Newham Collegiate Sixth Form Centre, also known as The NCS, is a free school sixth form college located in East Ham, London, England. Administered by the City of London Academies Trust, it was opened in 2014. The college is coeducational and is affiliated with University College London  who is a strategic partner. It is rated “Outstanding” by Ofsted. It has an ALPS 1 score for value added.

Curriculum 
The NCS specialises in the teaching of Maths and the Sciences, and contains nine labs that are equipped to a high standard for studying the Sciences (Biology, Chemistry and Physics). The centre offers the following A Level courses:
Biology, Chemistry, Economics, English Literature, Further Maths, Geography, Government and Politics, History, Maths, Physics, Psychology and Religious Studies.  They also provide a super curriculum to extend knowledge beyond the A Level syllabus and introduce students to topics they might not otherwise be engaged with.

Campus
The college is located in a Grade II listed former council building. Surrounding their buildings on the same campus is East Ham Leisure Centre and Library.

Specialist Support 
The NCS provides specialist support in the sectors of Medicine, Law, Finance and Engineering.

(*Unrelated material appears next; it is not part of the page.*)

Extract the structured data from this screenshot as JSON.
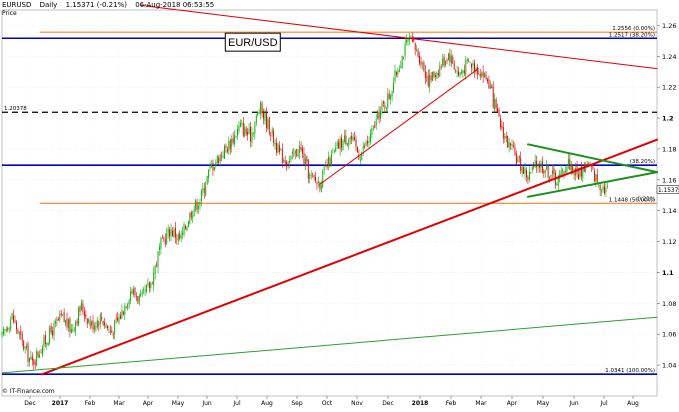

Partnerships and programmes
Working with Newham Council, the NCS is the academic A Level centre of a group of partner secondary schools in the borough. These schools are Cumberland, Kingsford, Lister, Little Ilford, Plashet, Rokeby, Royal Docks, Sarah Bonnell and Stratford School Academy.

On 12 November 2014 UCL announced a strategic partnership with Newham Collegiate Sixth Form Centre. The partnership aligns with the aims of UCL 2034, reflecting UCL’s commitment to being a publicly engaged institution with an interest in the education of London students.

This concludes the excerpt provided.